21 December 2016

All Things Shall Be At Peace

The campus is empty now. All the students have left for the holidays. After tomorrow, I take my leave, too.

I went for a walk today. I didn't care about the cold. Cold air can clear the mind, and my mind needed clearing.

I have to euthanize one of our cats tonight, and it is breaking my heart.

Of course, it is.

But even more than the usual pain of losing a pet, losing this pet is even more difficult. This pet is special.

My husband and I took her in after my mother-in-law passed away. That was five years ago. Mommy (that's the name my mother-in-law gave her) was a feral cat. She and her two kittens were all adopted by my mother-in-law twelve years ago. When my mother-in-law passed away, we took all three. Yes, it was crazy, but we made a promise to my mother-in-law to take care of her cats during her recuperation after heart surgery. Things didn't turn out, and her cats were orphaned. How could we send them to a shelter under those conditions?

So we took them in.

They were never a problem. Cats rarely are. Mommy had her own room, in a way. She would never leave the room we placed her in when she first came to live with us. She was free to, but she felt safe and never ventured out, and oftentimes her children would stay with her.

Then something interesting began to happen. A feral cat, probably nine years old when we took her in, slowly tamed, and she became domesticated. She started to leave the room and look for us. She still stayed in her room, but she would begin to jump up on the beds, go downstairs, and look for her people companions.

This year she became even closer to us. She started having health problems, and she trusted us to feed her by hand and give her medication. She would look for me to keep her company, and often she would keep me company while I was writing.

So, it is particularly painful to lose her now.

During my walk today, I came across this sign . . .





It hangs on the entrance of our Shakespeare Garden during the winter months. I think the quote is taken from A Midsummer Night's Dream. I imagine this quote was chosen for that purpose, to hang there while the garden is dormant--and at peace. I have seen the sign, but I never stopped to read it. Today I read it, and it's meaning hit me in a personal way.

Soon Mommy will be at peace. Me? Not so much. It has been an extremely difficult year, and I hope that, somehow in 2017, I will be able to find a little peace myself.

16 December 2016

A Review For Vocation

Finally, a review has come in for Vocation. I now have a four-star review on Goodreads, and I am very excited. Sure, the reviewer is a friend of mine, but he is also an author, so the review means a lot coming from someone who writes novels himself.

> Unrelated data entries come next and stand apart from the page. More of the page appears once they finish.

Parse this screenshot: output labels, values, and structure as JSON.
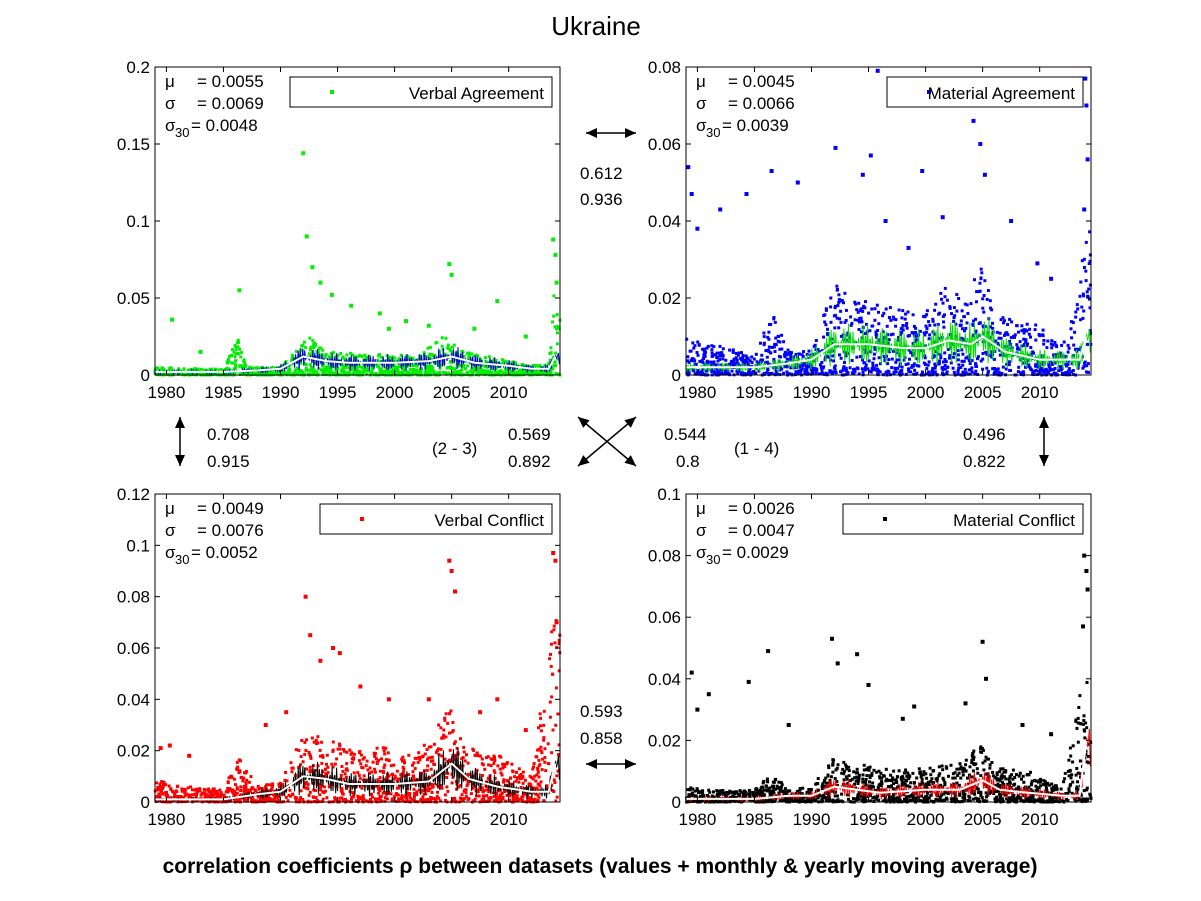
{
  "title": "Ukraine",
  "caption": "correlation coefficients ρ between datasets (values + monthly & yearly moving average)",
  "colors": {
    "verbal_agreement": "#00ee00",
    "material_agreement": "#0000ff",
    "verbal_conflict": "#ff0000",
    "material_conflict": "#000000",
    "moving_average": "#ffffff",
    "background": "#ffffff"
  },
  "correlations": [
    {
      "pair": "top",
      "value": "0.612",
      "monthly": "0.936"
    },
    {
      "pair": "left",
      "value": "0.708",
      "monthly": "0.915"
    },
    {
      "pair": "diag-2-3",
      "label": "(2 - 3)",
      "value": "0.569",
      "monthly": "0.892"
    },
    {
      "pair": "diag-1-4",
      "label": "(1 - 4)",
      "value": "0.544",
      "monthly": "0.8"
    },
    {
      "pair": "right",
      "value": "0.496",
      "monthly": "0.822"
    },
    {
      "pair": "bottom",
      "value": "0.593",
      "monthly": "0.858"
    }
  ],
  "chart_data": [
    {
      "type": "scatter",
      "series": [
        {
          "name": "Verbal Agreement"
        }
      ],
      "ylim": [
        0,
        0.2
      ],
      "xlim": [
        1979,
        2014.5
      ],
      "yticks": [
        "0",
        "0.05",
        "0.1",
        "0.15",
        "0.2"
      ],
      "xticks": [
        "1980",
        "1985",
        "1990",
        "1995",
        "2000",
        "2005",
        "2010"
      ],
      "stats": {
        "mu": "= 0.0055",
        "sigma": "= 0.0069",
        "sigma30": "= 0.0048"
      },
      "baseline": [
        [
          1979,
          0.004
        ],
        [
          1985,
          0.003
        ],
        [
          1986.3,
          0.02
        ],
        [
          1987,
          0.004
        ],
        [
          1990,
          0.004
        ],
        [
          1991.8,
          0.015
        ],
        [
          1992.5,
          0.02
        ],
        [
          1994,
          0.012
        ],
        [
          1998,
          0.011
        ],
        [
          2002,
          0.01
        ],
        [
          2004.8,
          0.022
        ],
        [
          2005.5,
          0.013
        ],
        [
          2008,
          0.01
        ],
        [
          2012,
          0.005
        ],
        [
          2013.5,
          0.006
        ],
        [
          2014,
          0.045
        ],
        [
          2014.3,
          0.03
        ]
      ],
      "spikes": [
        [
          1986.4,
          0.055
        ],
        [
          1992.0,
          0.144
        ],
        [
          1992.3,
          0.09
        ],
        [
          1992.8,
          0.07
        ],
        [
          1993.5,
          0.06
        ],
        [
          1994.5,
          0.052
        ],
        [
          1996.2,
          0.045
        ],
        [
          1998.7,
          0.04
        ],
        [
          2004.8,
          0.072
        ],
        [
          2005.0,
          0.065
        ],
        [
          2009.0,
          0.048
        ],
        [
          2013.9,
          0.088
        ],
        [
          2014.1,
          0.078
        ],
        [
          2014.2,
          0.06
        ],
        [
          1980.5,
          0.036
        ],
        [
          1983.0,
          0.015
        ],
        [
          1999.5,
          0.03
        ],
        [
          2001.0,
          0.035
        ],
        [
          2003.0,
          0.032
        ],
        [
          2007.0,
          0.03
        ],
        [
          2011.5,
          0.025
        ]
      ],
      "ma": [
        [
          1979,
          0.002
        ],
        [
          1985,
          0.002
        ],
        [
          1988,
          0.003
        ],
        [
          1990,
          0.004
        ],
        [
          1992,
          0.012
        ],
        [
          1994,
          0.009
        ],
        [
          1996,
          0.008
        ],
        [
          2000,
          0.008
        ],
        [
          2003,
          0.009
        ],
        [
          2005,
          0.012
        ],
        [
          2007,
          0.008
        ],
        [
          2010,
          0.006
        ],
        [
          2012,
          0.004
        ],
        [
          2013.5,
          0.004
        ],
        [
          2014.1,
          0.012
        ]
      ]
    },
    {
      "type": "scatter",
      "series": [
        {
          "name": "Material Agreement"
        }
      ],
      "ylim": [
        0,
        0.08
      ],
      "xlim": [
        1979,
        2014.5
      ],
      "yticks": [
        "0",
        "0.02",
        "0.04",
        "0.06",
        "0.08"
      ],
      "xticks": [
        "1980",
        "1985",
        "1990",
        "1995",
        "2000",
        "2005",
        "2010"
      ],
      "stats": {
        "mu": "= 0.0045",
        "sigma": "= 0.0066",
        "sigma30": "= 0.0039"
      },
      "baseline": [
        [
          1979,
          0.008
        ],
        [
          1985,
          0.004
        ],
        [
          1986.5,
          0.014
        ],
        [
          1988,
          0.005
        ],
        [
          1990,
          0.005
        ],
        [
          1992,
          0.02
        ],
        [
          1994,
          0.016
        ],
        [
          1997,
          0.014
        ],
        [
          2000,
          0.013
        ],
        [
          2002,
          0.02
        ],
        [
          2003.5,
          0.015
        ],
        [
          2005,
          0.025
        ],
        [
          2006,
          0.012
        ],
        [
          2009,
          0.012
        ],
        [
          2012,
          0.006
        ],
        [
          2014,
          0.03
        ]
      ],
      "spikes": [
        [
          1979.2,
          0.054
        ],
        [
          1979.5,
          0.047
        ],
        [
          1980,
          0.038
        ],
        [
          1982,
          0.043
        ],
        [
          1984.3,
          0.047
        ],
        [
          1986.5,
          0.053
        ],
        [
          1988.8,
          0.05
        ],
        [
          1992.1,
          0.059
        ],
        [
          1994.5,
          0.052
        ],
        [
          1995.2,
          0.057
        ],
        [
          1995.8,
          0.079
        ],
        [
          1999.7,
          0.053
        ],
        [
          2001.5,
          0.041
        ],
        [
          2004.2,
          0.066
        ],
        [
          2004.8,
          0.06
        ],
        [
          2005.2,
          0.052
        ],
        [
          2007.5,
          0.04
        ],
        [
          2014.0,
          0.077
        ],
        [
          2014.1,
          0.07
        ],
        [
          2014.2,
          0.056
        ],
        [
          2013.9,
          0.043
        ],
        [
          1998.5,
          0.033
        ],
        [
          1996.5,
          0.04
        ],
        [
          2009.8,
          0.029
        ],
        [
          2011.0,
          0.025
        ]
      ],
      "ma": [
        [
          1979,
          0.002
        ],
        [
          1985,
          0.002
        ],
        [
          1988,
          0.003
        ],
        [
          1990,
          0.004
        ],
        [
          1992,
          0.008
        ],
        [
          1995,
          0.008
        ],
        [
          1998,
          0.007
        ],
        [
          2000,
          0.007
        ],
        [
          2002,
          0.009
        ],
        [
          2004,
          0.008
        ],
        [
          2005,
          0.01
        ],
        [
          2007,
          0.006
        ],
        [
          2010,
          0.004
        ],
        [
          2013.5,
          0.004
        ],
        [
          2014.1,
          0.01
        ]
      ]
    },
    {
      "type": "scatter",
      "series": [
        {
          "name": "Verbal Conflict"
        }
      ],
      "ylim": [
        0,
        0.12
      ],
      "xlim": [
        1979,
        2014.5
      ],
      "yticks": [
        "0",
        "0.02",
        "0.04",
        "0.06",
        "0.08",
        "0.1",
        "0.12"
      ],
      "xticks": [
        "1980",
        "1985",
        "1990",
        "1995",
        "2000",
        "2005",
        "2010"
      ],
      "stats": {
        "mu": "= 0.0049",
        "sigma": "= 0.0076",
        "sigma30": "= 0.0052"
      },
      "baseline": [
        [
          1979,
          0.007
        ],
        [
          1981,
          0.005
        ],
        [
          1985,
          0.004
        ],
        [
          1986.3,
          0.014
        ],
        [
          1988,
          0.005
        ],
        [
          1990,
          0.006
        ],
        [
          1992,
          0.022
        ],
        [
          1994,
          0.02
        ],
        [
          1996,
          0.017
        ],
        [
          1999,
          0.017
        ],
        [
          2002,
          0.015
        ],
        [
          2005,
          0.03
        ],
        [
          2006,
          0.018
        ],
        [
          2009,
          0.015
        ],
        [
          2012,
          0.008
        ],
        [
          2014,
          0.06
        ]
      ],
      "spikes": [
        [
          1979.5,
          0.021
        ],
        [
          1980.3,
          0.022
        ],
        [
          1982.0,
          0.018
        ],
        [
          1986.4,
          0.012
        ],
        [
          1992.2,
          0.08
        ],
        [
          1992.6,
          0.065
        ],
        [
          1993.5,
          0.055
        ],
        [
          1994.6,
          0.06
        ],
        [
          1995.2,
          0.058
        ],
        [
          1997.0,
          0.045
        ],
        [
          1999.5,
          0.04
        ],
        [
          2003.0,
          0.04
        ],
        [
          2004.8,
          0.094
        ],
        [
          2005.0,
          0.09
        ],
        [
          2005.3,
          0.082
        ],
        [
          2007.5,
          0.035
        ],
        [
          2009.0,
          0.04
        ],
        [
          2013.9,
          0.097
        ],
        [
          2014.1,
          0.094
        ],
        [
          2014.2,
          0.07
        ],
        [
          2011.5,
          0.028
        ],
        [
          1988.7,
          0.03
        ],
        [
          1990.5,
          0.035
        ]
      ],
      "ma": [
        [
          1979,
          0.001
        ],
        [
          1985,
          0.001
        ],
        [
          1988,
          0.003
        ],
        [
          1990,
          0.004
        ],
        [
          1992,
          0.01
        ],
        [
          1994,
          0.009
        ],
        [
          1996,
          0.007
        ],
        [
          2000,
          0.007
        ],
        [
          2003,
          0.008
        ],
        [
          2005,
          0.015
        ],
        [
          2006.5,
          0.009
        ],
        [
          2009,
          0.006
        ],
        [
          2012,
          0.004
        ],
        [
          2013.5,
          0.004
        ],
        [
          2014.1,
          0.015
        ]
      ]
    },
    {
      "type": "scatter",
      "series": [
        {
          "name": "Material Conflict"
        }
      ],
      "ylim": [
        0,
        0.1
      ],
      "xlim": [
        1979,
        2014.5
      ],
      "yticks": [
        "0",
        "0.02",
        "0.04",
        "0.06",
        "0.08",
        "0.1"
      ],
      "xticks": [
        "1980",
        "1985",
        "1990",
        "1995",
        "2000",
        "2005",
        "2010"
      ],
      "stats": {
        "mu": "= 0.0026",
        "sigma": "= 0.0047",
        "sigma30": "= 0.0029"
      },
      "baseline": [
        [
          1979,
          0.004
        ],
        [
          1982,
          0.003
        ],
        [
          1985,
          0.003
        ],
        [
          1986.5,
          0.008
        ],
        [
          1988,
          0.003
        ],
        [
          1990,
          0.004
        ],
        [
          1992,
          0.012
        ],
        [
          1994,
          0.01
        ],
        [
          1997,
          0.009
        ],
        [
          2000,
          0.009
        ],
        [
          2003,
          0.01
        ],
        [
          2005,
          0.016
        ],
        [
          2006,
          0.009
        ],
        [
          2009,
          0.008
        ],
        [
          2012,
          0.004
        ],
        [
          2014,
          0.035
        ]
      ],
      "spikes": [
        [
          1979.5,
          0.042
        ],
        [
          1980,
          0.03
        ],
        [
          1981.0,
          0.035
        ],
        [
          1984.5,
          0.039
        ],
        [
          1986.2,
          0.049
        ],
        [
          1991.8,
          0.053
        ],
        [
          1992.3,
          0.045
        ],
        [
          1994.0,
          0.048
        ],
        [
          1995.0,
          0.038
        ],
        [
          1999.0,
          0.031
        ],
        [
          2003.5,
          0.032
        ],
        [
          2005.0,
          0.052
        ],
        [
          2005.3,
          0.04
        ],
        [
          2013.9,
          0.08
        ],
        [
          2014.1,
          0.075
        ],
        [
          2014.2,
          0.069
        ],
        [
          2013.8,
          0.057
        ],
        [
          1988.0,
          0.025
        ],
        [
          1998.0,
          0.027
        ],
        [
          2008.5,
          0.025
        ],
        [
          2011.0,
          0.022
        ]
      ],
      "ma": [
        [
          1979,
          0.001
        ],
        [
          1985,
          0.001
        ],
        [
          1988,
          0.002
        ],
        [
          1990,
          0.002
        ],
        [
          1992,
          0.005
        ],
        [
          1994,
          0.004
        ],
        [
          1996,
          0.003
        ],
        [
          2000,
          0.004
        ],
        [
          2003,
          0.004
        ],
        [
          2005,
          0.007
        ],
        [
          2006.5,
          0.004
        ],
        [
          2009,
          0.003
        ],
        [
          2012,
          0.002
        ],
        [
          2013.5,
          0.002
        ],
        [
          2014.1,
          0.02
        ]
      ]
    }
  ]
}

I am a little removed from Vocation now, and it is fun to read a reader's response to my story. Bridget struggled throughout the novel, and I struggled throughout writing it. In many ways, I miss hanging out with her and maybe in the new year, I'll pick up the novel and read it once again--this time as a reader.

Now, a quick update on book four.

Book four will most likely be a novella. I will include it with Incorruptible as a follow-up story. I had plans to write it as a full-length novel, and there is enough material for me to do that, but as I was writing, I began to realize I am going to reveal some things in the lives of characters that are mentioned briefly in Incorruptible. I wanted to visit with these characters because I had some questions of my own. However, visiting these character will create spoilers for Incorruptible, so to avoid that, I thought the best thing to do is to include the novella right after the main story--almost as a part two, and maybe it will eventually become part two. If I publish the novella alone, someone could read it before Incorruptible and spoil the mystery. I will keep you posted on my progress.


01 December 2016

Update on Incorruptible


I had some time over the Thanksgiving holiday to work on my third manuscript. Surprisingly, after going through the first draft, I found very little I needed to change. I actually added more than I deleted. All the scenes seem important to the plot, and I had to develop a few scenes and one character in particular. Right now the word count is 117,829. 

I'm just about ready to send it off to my critique partners. They will be able to tell me if the story makes sense and if there are any non-essential scenes or characters. The plot of this book is a little more complicated than my first two, so they will also be helping me with continuity. 

The one thing that really makes this book different is I have a mystery at the root of the plot that drives the action forward. My critique partners will read it to see if the mystery unfolds in a way that keeps the reader interested. Then when they give me feedback, I expect to have the real editing begin. 

My hope is to publish Incorruptible in the summer of 2017.